Drug trial for severe epilepsy has transformed children’s lives, families say

The mother of a seven-year-old boy said “I feel like a millionaire, like I’ve won the lottery” after a pioneering clinical trial transformed the life of her son, who has a severe form of epilepsy.

Albie Kelly and Freddie Truelove, both seven, are two of the children who have been given a new lease of life, their families said, following the research trial at Sheffield Children’s Hospital.

Both boys have Dravet syndrome, a form of epilepsy which often begins before the age of one, and affects about one in every 15,000 babies born.

Youngsters taking part in the trial have seen dramatic changes – moving from experiencing debilitating seizures to learning to speak, read, write independently, make new friends and take part in sport, the hospital said.

Albie’s mother Lauren Kelly said: “We rarely left the house out of fear that Albie might have a seizure in a place not easily accessible for an ambulance.

“I wouldn’t travel out of the area to stay near Sheffield Children’s.

“Since the research trial it’s like I have a new child.

“It’s been life-changing. I feel like a millionaire, like I’ve won the lottery.”

Albie, who lives with his mother, father and sister in Barnsley, received the first dose of the trial drug Zorevenersen in June 2022.

Before the trial he was non-verbal, showed little emotion and, although he could walk, he often fell.

Albie is now in full-time school where he has made friends, thanks to his improved speech, his family said.

They said he is “incredibly independent” – eating and drinking well, sleeping through the night and playing sport.

Ms Kelly said: “It was surreal to have our lives transformed so quickly.

“Our quality of life has improved dramatically.

“I used to be terrified to put Albie to bed, never knowing what we’d wake up to.

“Now, he wakes up and says, ‘Morning mummy’.

“I’m so grateful we could take part in this trial.

“It’s had such a massive impact not only on Albie’s life but also on mine, Albie’s dad and my daughter’s lives.”

Freddie, who lives with his mother, father and younger sister near Huddersfield, was the first child under 13 in the UK to receive Zorevenersen, in September 2021.

Since then, he has gone from more than a dozen seizures every night, to one or two brief seizures lasting only seconds every three to five days, and even up to 10 days without any seizures.
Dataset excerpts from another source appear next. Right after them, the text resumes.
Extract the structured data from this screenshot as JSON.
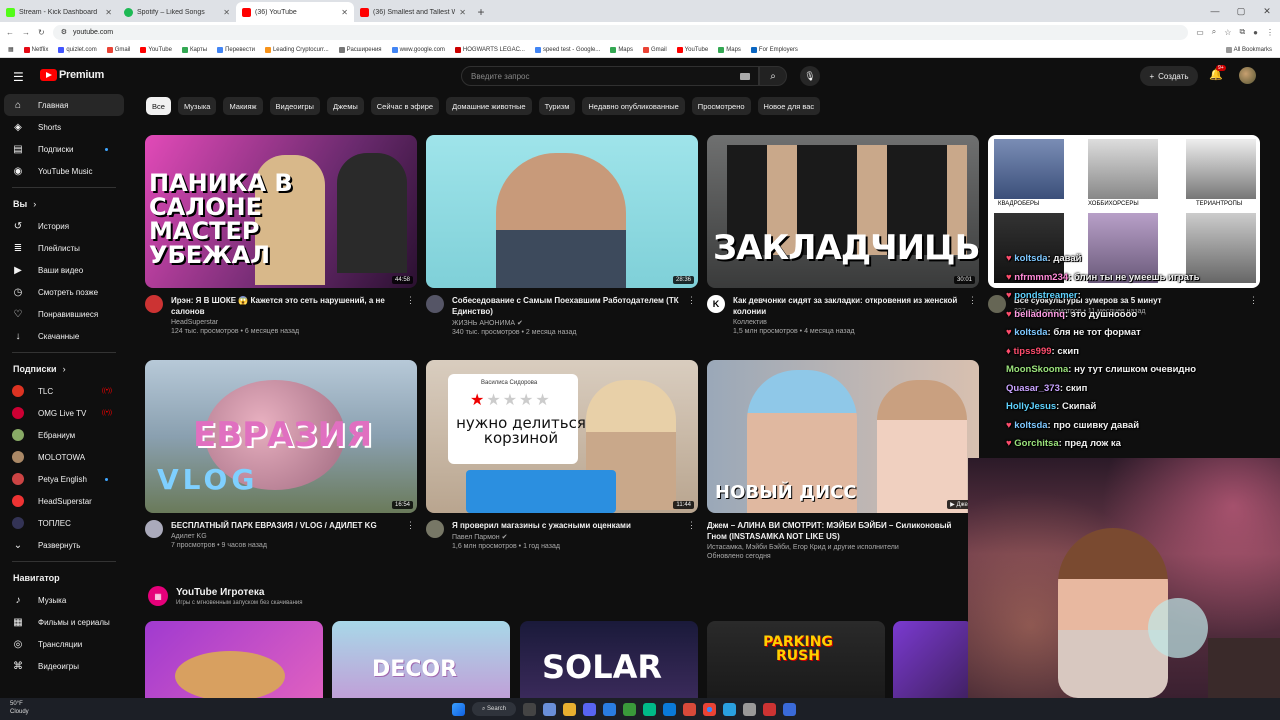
{
  "browser": {
    "tabs": [
      {
        "title": "Stream - Kick Dashboard",
        "color": "#53fc18"
      },
      {
        "title": "Spotify – Liked Songs",
        "color": "#1db954"
      },
      {
        "title": "(36) YouTube",
        "color": "#ff0000",
        "active": true
      },
      {
        "title": "(36) Smallest and Tallest Wome",
        "color": "#ff0000"
      }
    ],
    "url": "youtube.com",
    "bookmarks": [
      "Netflix",
      "quizlet.com",
      "Gmail",
      "YouTube",
      "Карты",
      "Перевести",
      "Leading Cryptocurr...",
      "Расширения",
      "www.google.com",
      "HOGWARTS LEGAC...",
      "speed test - Google...",
      "Maps",
      "Gmail",
      "YouTube",
      "Maps",
      "For Employers"
    ],
    "all_bookmarks": "All Bookmarks"
  },
  "masthead": {
    "logo": "Premium",
    "search_placeholder": "Введите запрос",
    "create": "Создать",
    "notif_count": "9+"
  },
  "sidebar": {
    "main": [
      {
        "label": "Главная",
        "icon": "home-icon",
        "glyph": "⌂"
      },
      {
        "label": "Shorts",
        "icon": "shorts-icon",
        "glyph": "◈"
      },
      {
        "label": "Подписки",
        "icon": "subscriptions-icon",
        "glyph": "▤"
      },
      {
        "label": "YouTube Music",
        "icon": "music-icon",
        "glyph": "◉"
      }
    ],
    "you_header": "Вы",
    "you": [
      {
        "label": "История",
        "icon": "history-icon",
        "glyph": "↺"
      },
      {
        "label": "Плейлисты",
        "icon": "playlists-icon",
        "glyph": "≣"
      },
      {
        "label": "Ваши видео",
        "icon": "your-videos-icon",
        "glyph": "▶"
      },
      {
        "label": "Смотреть позже",
        "icon": "watch-later-icon",
        "glyph": "◷"
      },
      {
        "label": "Понравившиеся",
        "icon": "liked-icon",
        "glyph": "👍"
      },
      {
        "label": "Скачанные",
        "icon": "downloads-icon",
        "glyph": "↓"
      }
    ],
    "subs_header": "Подписки",
    "subs": [
      {
        "label": "TLC",
        "color": "#d32",
        "live": true
      },
      {
        "label": "OMG Live TV",
        "color": "#c03",
        "live": true
      },
      {
        "label": "Ебраниум",
        "color": "#8a6",
        "live": false
      },
      {
        "label": "MOLOTOWA",
        "color": "#a86",
        "live": false
      },
      {
        "label": "Petya English",
        "color": "#c44",
        "live": false,
        "dot": true
      },
      {
        "label": "HeadSuperstar",
        "color": "#e33",
        "live": false
      },
      {
        "label": "ТОПЛЕС",
        "color": "#335",
        "live": false
      }
    ],
    "expand": "Развернуть",
    "nav_header": "Навигатор",
    "nav": [
      {
        "label": "Музыка",
        "icon": "music-note-icon",
        "glyph": "♪"
      },
      {
        "label": "Фильмы и сериалы",
        "icon": "movies-icon",
        "glyph": "▦"
      },
      {
        "label": "Трансляции",
        "icon": "live-icon",
        "glyph": "◎"
      },
      {
        "label": "Видеоигры",
        "icon": "gaming-icon",
        "glyph": "⌘"
      }
    ]
  },
  "chips": [
    "Все",
    "Музыка",
    "Макияж",
    "Видеоигры",
    "Джемы",
    "Сейчас в эфире",
    "Домашние животные",
    "Туризм",
    "Недавно опубликованные",
    "Просмотрено",
    "Новое для вас"
  ],
  "videos": [
    {
      "title": "Ирэн: Я В ШОКЕ 😱 Кажется это сеть нарушений, а не салонов",
      "channel": "HeadSuperstar",
      "stats": "124 тыс. просмотров • 6 месяцев назад",
      "duration": "44:58",
      "thumb_text": "ПАНИКА В САЛОНЕ МАСТЕР УБЕЖАЛ"
    },
    {
      "title": "Собеседование с Самым Поехавшим Работодателем (ТК Единство)",
      "channel": "ЖИЗНЬ АНОНИМА",
      "stats": "340 тыс. просмотров • 2 месяца назад",
      "duration": "28:36",
      "thumb_text": ""
    },
    {
      "title": "Как девчонки сидят за закладки: откровения из женской колонии",
      "channel": "Коллектив",
      "stats": "1,5 млн просмотров • 4 месяца назад",
      "duration": "30:01",
      "thumb_text": "ЗАКЛАДЧИЦЫ"
    },
    {
      "title": "Все субкультуры зумеров за 5 минут",
      "channel": "",
      "stats": "227 тыс. просмотров • 11 месяцев назад",
      "duration": "",
      "thumb_labels": [
        "КВАДРОБЕРЫ",
        "ХОББИХОРСЕРЫ",
        "ТЕРИАНТРОПЫ"
      ]
    },
    {
      "title": "БЕСПЛАТНЫЙ ПАРК ЕВРАЗИЯ / VLOG / АДИЛЕТ KG",
      "channel": "Адилет KG",
      "stats": "7 просмотров • 9 часов назад",
      "duration": "16:54",
      "thumb_text": "ЕВРАЗИЯ",
      "thumb_sub": "VLOG"
    },
    {
      "title": "Я проверил магазины с ужасными оценками",
      "channel": "Павел Пармон",
      "stats": "1,6 млн просмотров • 1 год назад",
      "duration": "11:44",
      "thumb_text": "нужно делиться корзиной",
      "thumb_author": "Василиса Сидорова"
    },
    {
      "title": "Джем – АЛИНА ВИ СМОТРИТ: МЭЙБИ БЭЙБИ – Силиконовый Гном (INSTASAMKA NOT LIKE US)",
      "channel": "Истасамка, Мэйби Бэйби, Егор Крид и другие исполнители",
      "stats": "Обновлено сегодня",
      "duration": "Джем",
      "thumb_text": "НОВЫЙ ДИСС"
    }
  ],
  "playables": {
    "title": "YouTube Игротека",
    "subtitle": "Игры с мгновенным запуском без скачивания",
    "games": [
      "",
      "DECOR",
      "SOLAR",
      "PARKING RUSH",
      ""
    ]
  },
  "chat": [
    {
      "user": "koltsda",
      "text": "давай",
      "color": "#7ec8ff"
    },
    {
      "user": "nfrmmm234",
      "text": "блин ты не умеешь играть",
      "color": "#ff8ad8"
    },
    {
      "user": "pondstreamer",
      "text": "",
      "color": "#5fd3ff"
    },
    {
      "user": "belladonnq",
      "text": "это душноооо",
      "color": "#ff9ee5"
    },
    {
      "user": "koltsda",
      "text": "бля не тот формат",
      "color": "#7ec8ff"
    },
    {
      "user": "tipss999",
      "text": "скип",
      "color": "#ff4d6d"
    },
    {
      "user": "MoonSkooma",
      "text": "ну тут слишком очевидно",
      "color": "#9be37c"
    },
    {
      "user": "Quasar_373",
      "text": "скип",
      "color": "#c9a3ff"
    },
    {
      "user": "HollyJesus",
      "text": "Скипай",
      "color": "#5fd3ff"
    },
    {
      "user": "koltsda",
      "text": "про сшивку давай",
      "color": "#7ec8ff"
    },
    {
      "user": "Gorchitsa",
      "text": "пред лож ка",
      "color": "#9be37c"
    }
  ],
  "taskbar": {
    "temp": "50°F",
    "weather": "Cloudy",
    "search": "Search"
  }
}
His family said that he was not really able to talk before the trial, which meant that he struggled to develop friendships.

But now his speech is improving and he can hold a conversation fairly well which has resulted in him making friends.

He can walk up stairs unaided, swim for the first time and he even went skiing – something Freddie and his family never thought would be possible.

Freddie can read and write in full sentences and do maths, his family said.

His mum Lauren Truelove said: “It’s really hard to articulate just how big the impact this research trial has had on us, it has completely changed our lives.

“We now have a life we didn’t ever think was possible and most importantly it’s a life that Freddie can enjoy.”

Mrs Truelove said: “Both Freddie and our family’s quality of life increased significantly in the space of a week, it was really surreal.

“Freddie always wants to help, he is the kindest person I have ever met.

“His mission in life is to go above and beyond to help everyone and that’s exactly what he’s doing by taking part in this research.”

The research trial, based at Sheffield Children’s NHS Foundation Trust’s dedicated Clinical Research Facility (CRF), is led by Stoke Therapeutics.

After an observation period, the children on the trial are given an initial three doses of Zorevenersen over a period of 12 weeks.

The second part of the study involves receiving the drug every 16 weeks.

Six patients, from across the north of England and the Midlands, are at Sheffield Children’s on the trial, and approximately 17 children are taking part nationally.

Consultant in Epilepsy at Sheffield Children’s NHS Foundation Trust Dr Archana Desurkar said: “From the first dose, Albie has amazed me.

“He has been a phenomenal success from the trial and his speech has come along so much he now sings ‘happy birthday’ and says, ‘I love you’.

“What’s extra special is that by participating in this trial, Albie has not only helped himself, but future generations of children with Dravet syndrome too.”

Dr Desurkar said: “To see Freddie skiing now with such good balance and, most importantly, enjoying himself, it really is something.

“You can see the difference the trial has made to the quality of his life, and by taking part, Freddie has also helped to change the treatment options for future generations of children like him.”

The consultant said: “This condition otherwise is associated with severe refractory epilepsy, severe neurodisability and potentially early death.”

She said: “By taking part, children like Freddie and Albie are not just helping themselves, they are helping future generations with these conditions too.”

Dr Desurkar said it is likely to take several years before the trial drug becomes part of standard treatment in the NHS due to the rigorous data assessments and regulatory approvals which are needed.